IMBA taps Santa Fe, N.M., to host its 2012 World Summit

The International Mountain Bicycling Association (IMBA) chose Santa Fe for its 2012 World Summit, October 10-13, 2012. Coming to town will be 400 of the most dedicated, experienced, and well-traveled mountain bikers in the country including national cycling journalists, bike manufactures, and IMBA members.

Santa Fe’s outstanding biking terrain combined with a city rich with outstanding art, culture, history, cuisine, and an Old World feel not duplicated anywhere in the U.S. and represents an ideal city for the IMBA conference. As part of their conference the group will be taking a number of different rides on Santa Fe’s diverse terrain, from mountain single track to land conservation trails.

Places to ride in Sante Fe

After years of planning and countless volunteer hours the City of Santa Fe recently opened La Tierra Trails, a 1,500-acre recreation site with more than 25 miles of multi-use trails. Located within biking distance of downtown, the new complex incorporates clear signage, interconnected loops to vary a ride’s length, separate single-track terrain, and stunning views. The family-friendly area also provides hiking and equestrian terrain plus a purpose built BMX area.

The Dale Ball Trail System uses a similar interconnected trail strategy that provides more than 30 miles of single-track trail with multiple trailheads and a wide variety of terrain and challenges accessible from the city limits. The Dale Ball system is a model for forward thinking land conservation in an urban-wilderness interface.

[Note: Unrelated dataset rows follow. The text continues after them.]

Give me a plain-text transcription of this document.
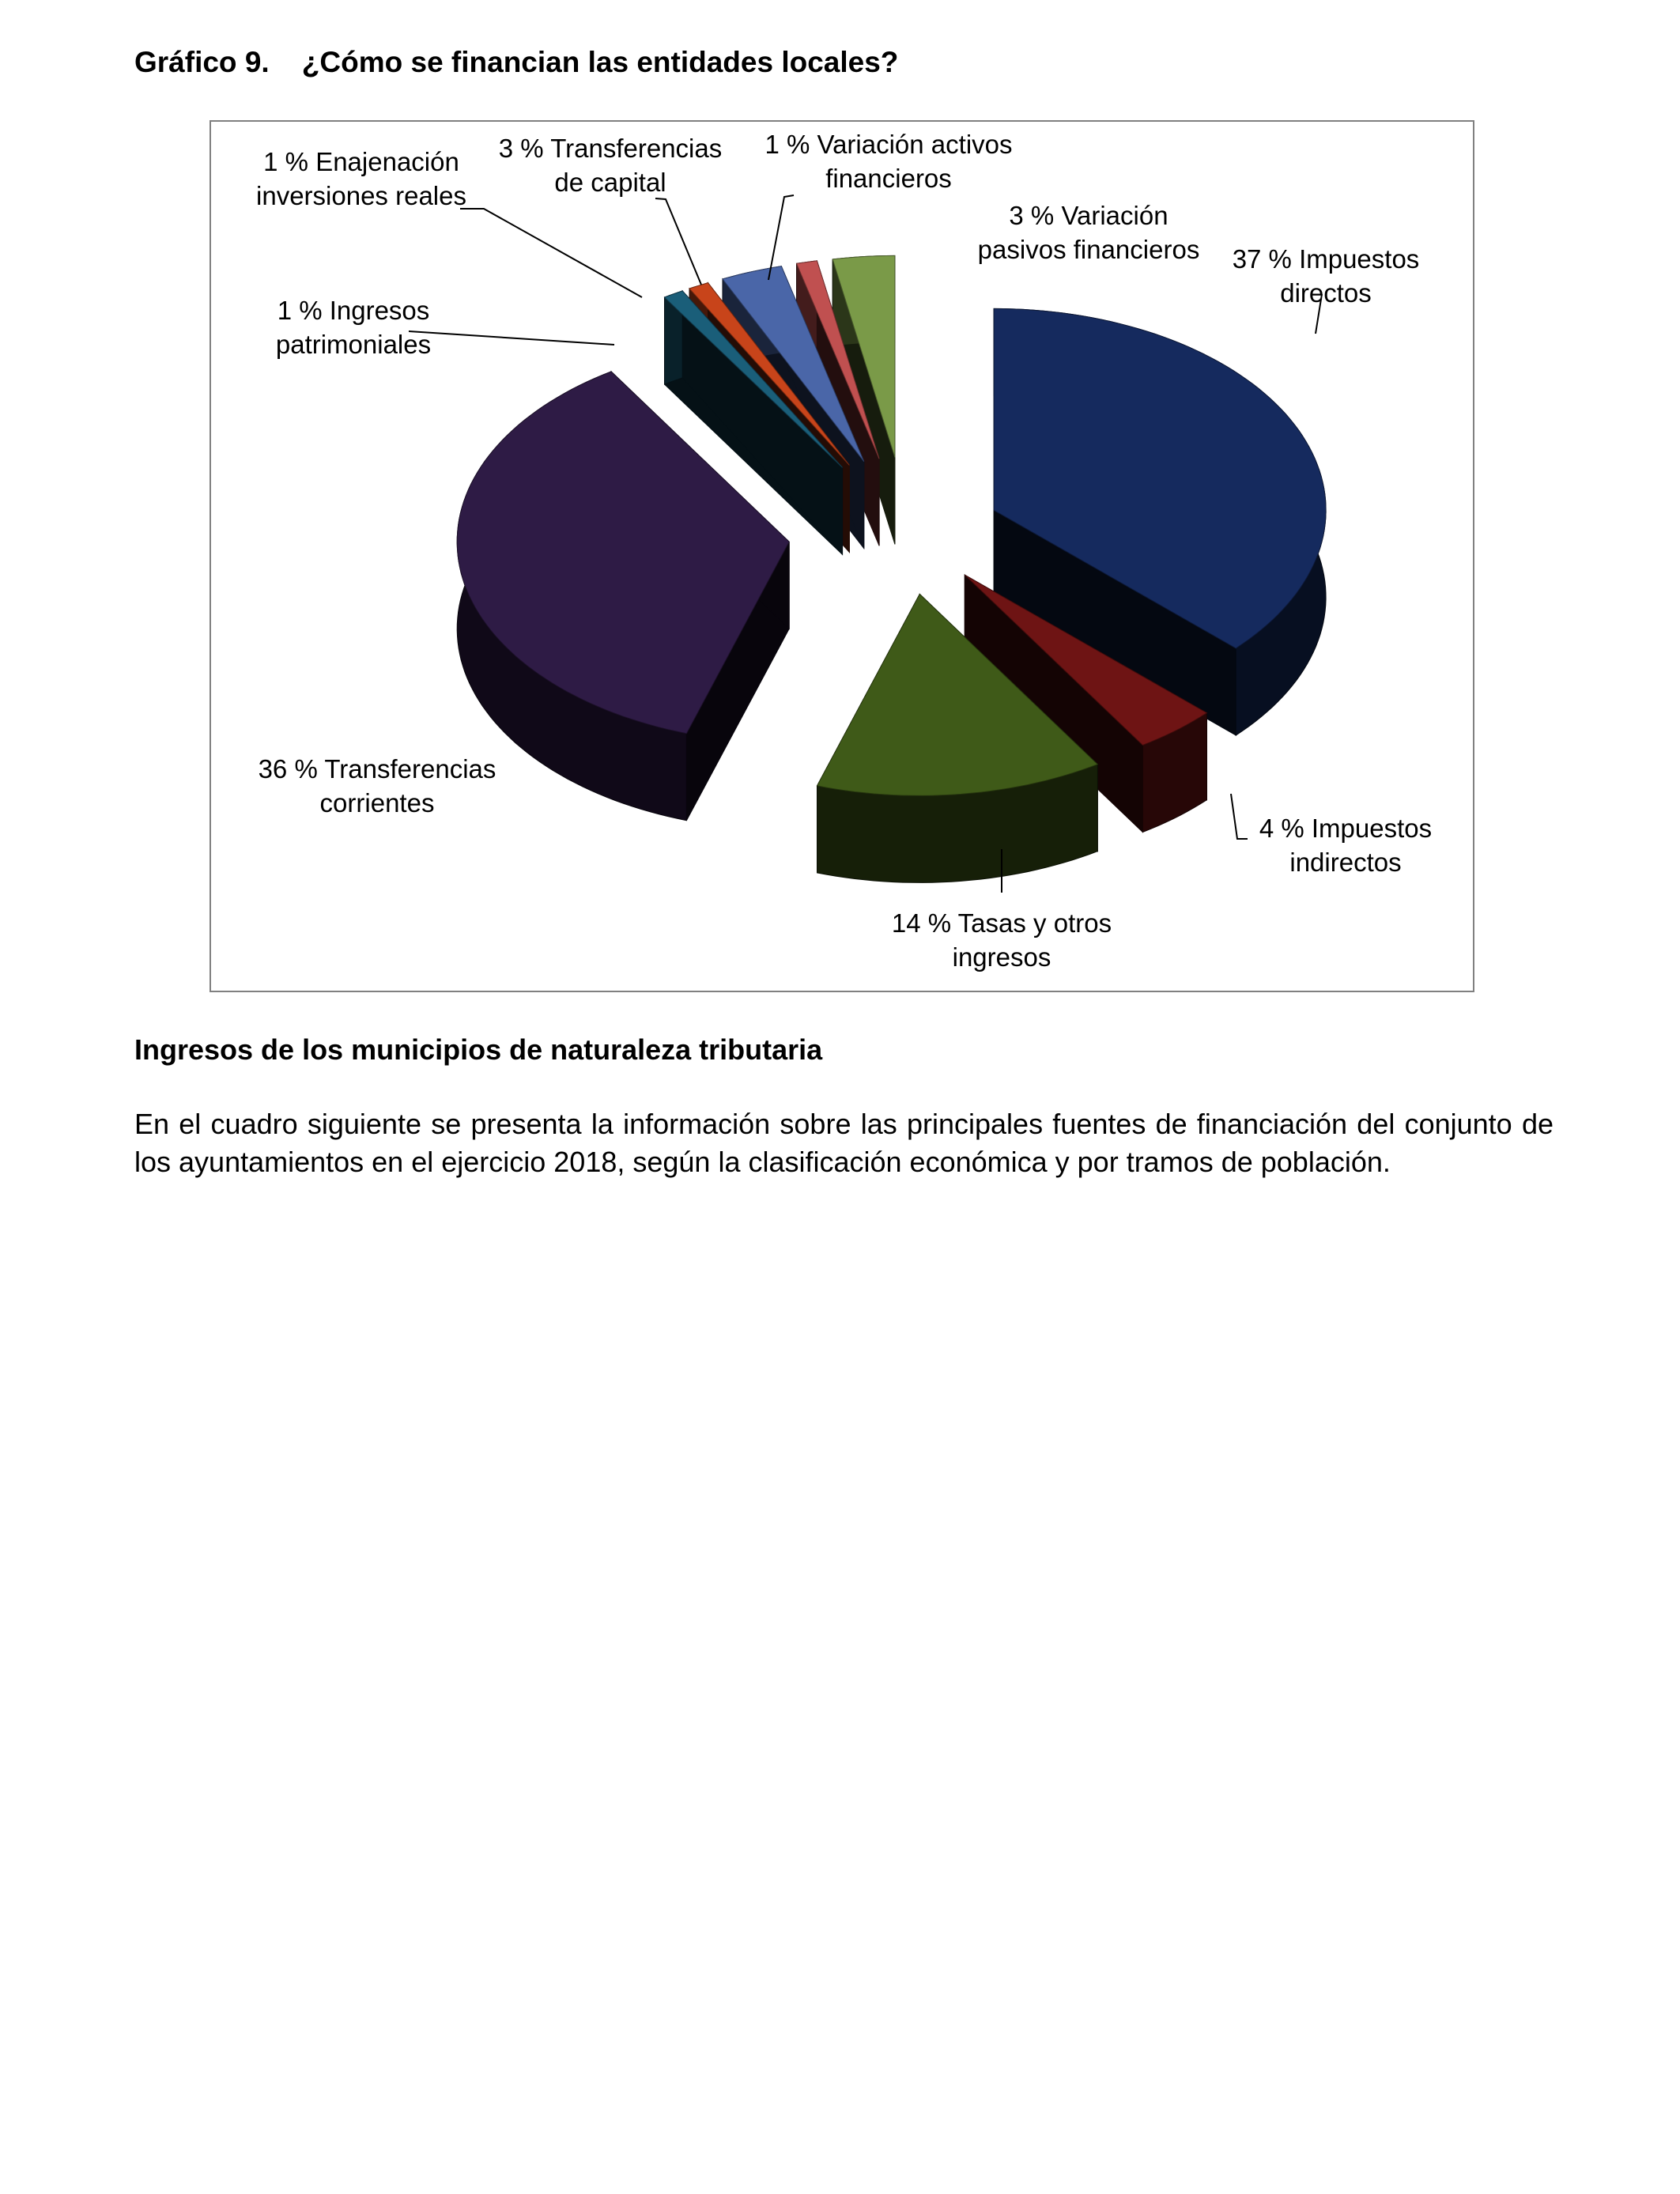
Gráfico 9.    ¿Cómo se financian las entidades locales?
37 % Impuestos directos
4 % Impuestos indirectos
14 % Tasas y otros ingresos
36 % Transferencias corrientes
1 % Ingresos patrimoniales
1 % Enajenación inversiones reales
3 % Transferencias de capital
1 % Variación activos financieros
3 % Variación pasivos financieros
Ingresos de los municipios de naturaleza tributaria
En el cuadro siguiente se presenta la información sobre las principales fuentes de financiación del conjunto de los ayuntamientos en el ejercicio 2018, según la clasificación económica y por tramos de población.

The newly created La Piedra Trail is a link connecting the northern Dale Ball trails with the more extensive trail system in the Santa Fe National Forest, including the towering Winsor Trail. The three-mile connector makes it possible to ride from the Plaza in the heart of Santa Fe to the 13,000-foot peaks of the Sangre de Cristo Mountains high above the city.

The city’s in-town trails system is growing and includes an extension to the Chamisa Trail, connecting with the Santa Fe Rail Trail. The newly paved portion turns to dirt after the city limits and goes for 12.5 miles to the city of Lamy. This is a popular out and back ride for locals and visitors alike.

The Caja del Rio (box of the river) Bureau of Land Management area is covered in twisting single and double track that runs through a field of extinct volcanoes. From the expansive views at La Bajada escarpment to Rio Grande overlooks there is more to explore here than any one trip can hold.